Opinion:仕事と家庭の「並列処理」は可能かという記事より。

確かに、技術の活用によって生産性はかなり向上した(これは必ずしも、競争優位性や収益の向上を意味するわけではない)。だが同時に、ビジネスと家庭生活、仕事とレジャーの間の境界線があいまいな文化をもたらした。このような技術の活用を集中して行った人は、12時間の仕事を8時間でこなすようになっただけではない。仕事と家庭生活の並列処理時間が1日14~16時間にも上っている。

インターネットによって時間と場所に縛られなくなった反面、逆にそのことで縛られてしまうという不思議な現象に直面している人も多いのではないかと思います。かくいうぼくも、インターネットに触れてから数年間は、朝起きたらまずMacの起動ボタンを押すという生活を送っていました。それについては何の疑問も持たなかったし、ある意味当たり前だとすら思っていたように思います。

一人で暮らしている間は、全てが自分の時間なので苦にならなかったんですが、結婚しやがて子供が生まれると、なかなかそうもいかなくなりました。全ての時間を自分のためだけに使うことは難しくなります。仕事のスタイルにもよると思いますが、ぼくの場合は、週末はほとんどメールは読みません。それは仕事のメールもそうだし、普通のメールに関してもそうです。仕事のメールはできるだけビジネスタイムに処理するようにしているし、プライベートのメールは通勤電車の中や会社の昼休みに処理します。

一端そのように割り切ってしまえば、精神衛生上も良いことが分かりました。常に何かに追われている感覚があったんですが、そういうことが無くなりました。本来のビジネスでの生産性を向上させるためにも、ビジネスとプライベートを切り離すことは重要なことではないかと思います。余計なことに気を使わずに、リフレッシュできる、という意味でです。

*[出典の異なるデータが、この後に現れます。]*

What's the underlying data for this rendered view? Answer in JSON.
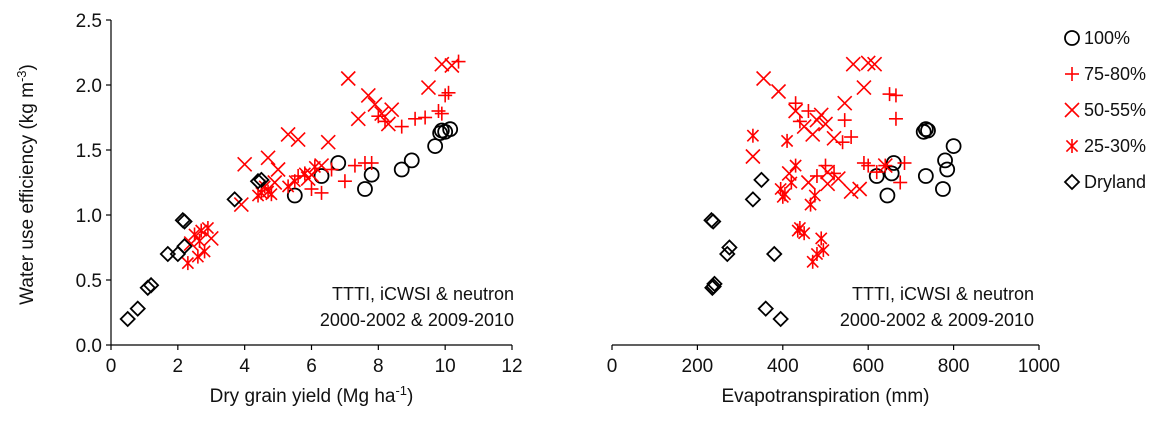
{
  "chart_data": [
    {
      "type": "scatter",
      "xlabel": "Dry grain yield (Mg ha",
      "xlabel_sup": "-1",
      "xlabel_end": ")",
      "ylabel": "Water use efficiency (kg m",
      "ylabel_sup": "-3",
      "ylabel_end": ")",
      "xlim": [
        0,
        12
      ],
      "ylim": [
        0,
        2.5
      ],
      "xticks": [
        "0",
        "2",
        "4",
        "6",
        "8",
        "10",
        "12"
      ],
      "yticks": [
        "0.0",
        "0.5",
        "1.0",
        "1.5",
        "2.0",
        "2.5"
      ],
      "annotation": [
        "TTTI, iCWSI & neutron",
        "2000-2002 & 2009-2010"
      ],
      "series": [
        {
          "name": "100%",
          "marker": "circle",
          "color": "#000000",
          "points": [
            [
              5.5,
              1.15
            ],
            [
              6.3,
              1.3
            ],
            [
              6.8,
              1.4
            ],
            [
              7.6,
              1.2
            ],
            [
              7.8,
              1.31
            ],
            [
              8.7,
              1.35
            ],
            [
              9.0,
              1.42
            ],
            [
              9.7,
              1.53
            ],
            [
              9.9,
              1.65
            ],
            [
              9.85,
              1.63
            ],
            [
              10.0,
              1.64
            ],
            [
              10.15,
              1.66
            ]
          ]
        },
        {
          "name": "75-80%",
          "marker": "plus",
          "color": "#ff0000",
          "points": [
            [
              5.6,
              1.3
            ],
            [
              6.0,
              1.2
            ],
            [
              6.3,
              1.17
            ],
            [
              6.6,
              1.35
            ],
            [
              7.0,
              1.26
            ],
            [
              7.3,
              1.38
            ],
            [
              7.6,
              1.4
            ],
            [
              7.8,
              1.4
            ],
            [
              8.0,
              1.76
            ],
            [
              8.2,
              1.72
            ],
            [
              8.7,
              1.68
            ],
            [
              9.1,
              1.74
            ],
            [
              9.4,
              1.75
            ],
            [
              9.8,
              1.8
            ],
            [
              10.0,
              1.92
            ],
            [
              10.1,
              1.94
            ],
            [
              10.4,
              2.18
            ],
            [
              9.9,
              1.78
            ]
          ]
        },
        {
          "name": "50-55%",
          "marker": "x",
          "color": "#ff0000",
          "points": [
            [
              2.4,
              0.78
            ],
            [
              3.0,
              0.82
            ],
            [
              3.9,
              1.08
            ],
            [
              4.0,
              1.39
            ],
            [
              4.7,
              1.44
            ],
            [
              5.0,
              1.35
            ],
            [
              5.3,
              1.62
            ],
            [
              5.6,
              1.58
            ],
            [
              6.0,
              1.31
            ],
            [
              6.3,
              1.38
            ],
            [
              6.5,
              1.56
            ],
            [
              7.1,
              2.05
            ],
            [
              7.4,
              1.74
            ],
            [
              7.7,
              1.92
            ],
            [
              7.9,
              1.85
            ],
            [
              8.1,
              1.78
            ],
            [
              8.3,
              1.7
            ],
            [
              8.4,
              1.81
            ],
            [
              9.5,
              1.98
            ],
            [
              9.9,
              2.16
            ],
            [
              10.2,
              2.15
            ],
            [
              5.9,
              1.28
            ],
            [
              4.9,
              1.25
            ]
          ]
        },
        {
          "name": "25-30%",
          "marker": "asterisk",
          "color": "#ff0000",
          "points": [
            [
              2.3,
              0.63
            ],
            [
              2.5,
              0.85
            ],
            [
              2.6,
              0.68
            ],
            [
              2.7,
              0.88
            ],
            [
              2.8,
              0.72
            ],
            [
              2.9,
              0.9
            ],
            [
              4.4,
              1.15
            ],
            [
              4.5,
              1.17
            ],
            [
              4.6,
              1.22
            ],
            [
              4.7,
              1.18
            ],
            [
              4.8,
              1.16
            ],
            [
              5.3,
              1.22
            ],
            [
              5.5,
              1.26
            ],
            [
              5.8,
              1.32
            ],
            [
              6.1,
              1.37
            ],
            [
              2.65,
              0.8
            ]
          ]
        },
        {
          "name": "Dryland",
          "marker": "diamond",
          "color": "#000000",
          "points": [
            [
              0.5,
              0.2
            ],
            [
              0.8,
              0.28
            ],
            [
              1.1,
              0.44
            ],
            [
              1.2,
              0.46
            ],
            [
              1.7,
              0.7
            ],
            [
              2.0,
              0.7
            ],
            [
              2.2,
              0.76
            ],
            [
              2.15,
              0.96
            ],
            [
              2.2,
              0.95
            ],
            [
              3.7,
              1.12
            ],
            [
              4.4,
              1.26
            ],
            [
              4.5,
              1.27
            ]
          ]
        }
      ]
    },
    {
      "type": "scatter",
      "xlabel": "Evapotranspiration (mm)",
      "ylabel": "",
      "xlim": [
        0,
        1000
      ],
      "ylim": [
        0,
        2.5
      ],
      "xticks": [
        "0",
        "200",
        "400",
        "600",
        "800",
        "1000"
      ],
      "annotation": [
        "TTTI, iCWSI & neutron",
        "2000-2002 & 2009-2010"
      ],
      "legend_position": "right",
      "series": [
        {
          "name": "100%",
          "marker": "circle",
          "color": "#000000",
          "points": [
            [
              620,
              1.3
            ],
            [
              645,
              1.15
            ],
            [
              655,
              1.32
            ],
            [
              660,
              1.4
            ],
            [
              730,
              1.64
            ],
            [
              735,
              1.66
            ],
            [
              740,
              1.65
            ],
            [
              735,
              1.3
            ],
            [
              775,
              1.2
            ],
            [
              780,
              1.42
            ],
            [
              785,
              1.35
            ],
            [
              800,
              1.53
            ]
          ]
        },
        {
          "name": "75-80%",
          "marker": "plus",
          "color": "#ff0000",
          "points": [
            [
              430,
              1.86
            ],
            [
              440,
              1.72
            ],
            [
              460,
              1.8
            ],
            [
              480,
              1.3
            ],
            [
              500,
              1.38
            ],
            [
              540,
              1.56
            ],
            [
              545,
              1.73
            ],
            [
              560,
              1.6
            ],
            [
              590,
              1.4
            ],
            [
              600,
              1.38
            ],
            [
              620,
              1.33
            ],
            [
              640,
              1.38
            ],
            [
              650,
              1.93
            ],
            [
              665,
              1.92
            ],
            [
              665,
              1.74
            ],
            [
              675,
              1.25
            ],
            [
              685,
              1.4
            ],
            [
              520,
              1.32
            ]
          ]
        },
        {
          "name": "50-55%",
          "marker": "x",
          "color": "#ff0000",
          "points": [
            [
              330,
              1.45
            ],
            [
              355,
              2.05
            ],
            [
              390,
              1.95
            ],
            [
              415,
              1.32
            ],
            [
              430,
              1.8
            ],
            [
              450,
              1.68
            ],
            [
              460,
              1.25
            ],
            [
              470,
              1.62
            ],
            [
              480,
              1.73
            ],
            [
              490,
              1.77
            ],
            [
              500,
              1.7
            ],
            [
              505,
              1.24
            ],
            [
              520,
              1.59
            ],
            [
              530,
              1.28
            ],
            [
              545,
              1.86
            ],
            [
              560,
              1.18
            ],
            [
              565,
              2.16
            ],
            [
              580,
              1.2
            ],
            [
              590,
              1.98
            ],
            [
              600,
              2.17
            ],
            [
              615,
              2.16
            ],
            [
              640,
              1.38
            ],
            [
              505,
              1.33
            ]
          ]
        },
        {
          "name": "25-30%",
          "marker": "asterisk",
          "color": "#ff0000",
          "points": [
            [
              330,
              1.61
            ],
            [
              395,
              1.2
            ],
            [
              400,
              1.14
            ],
            [
              405,
              1.16
            ],
            [
              410,
              1.57
            ],
            [
              420,
              1.25
            ],
            [
              430,
              1.38
            ],
            [
              435,
              0.88
            ],
            [
              440,
              0.9
            ],
            [
              450,
              0.86
            ],
            [
              465,
              1.08
            ],
            [
              470,
              0.64
            ],
            [
              480,
              0.7
            ],
            [
              490,
              0.82
            ],
            [
              495,
              0.73
            ],
            [
              475,
              1.15
            ]
          ]
        },
        {
          "name": "Dryland",
          "marker": "diamond",
          "color": "#000000",
          "points": [
            [
              233,
              0.96
            ],
            [
              237,
              0.95
            ],
            [
              238,
              0.45
            ],
            [
              240,
              0.47
            ],
            [
              270,
              0.7
            ],
            [
              275,
              0.75
            ],
            [
              330,
              1.12
            ],
            [
              350,
              1.27
            ],
            [
              360,
              0.28
            ],
            [
              380,
              0.7
            ],
            [
              395,
              0.2
            ],
            [
              235,
              0.44
            ]
          ]
        }
      ]
    }
  ]
}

RIMが米ニューオーリンズで先日開催した愛好家フェスティバルで、とりこになってしまう小型の親指キーボードを搭載したこのワイヤレス電子メール端末を、人々が「Crackberry」と呼んでいるのを何度か耳にした。四六時中、正当な電子メールとスパムに追われるユーザーは、このデバイスを手放せない。

Linux Zaurusを買っておいて何を言っているんだよ、と思われる方もいるかもしれませんが、主な使い方は隙間時間での処理にあてていますので、生活時間を犠牲にしているという感覚はあまりありません。むしろ、PCを立ち上げる時間やわざわざその前に座る必要が無くなったので、そういう意味では時間の有効活用ができているのではないかと思っています。休日にPCの前に座る時間を作るのはなかなか難しくなってきました。次の日が休みならば、こうして夜中に向かうこともあまり苦にはならないのですが。

ぼくの結論は、並列処理は可能だけれどあまり望ましくない、といったところでしょうか。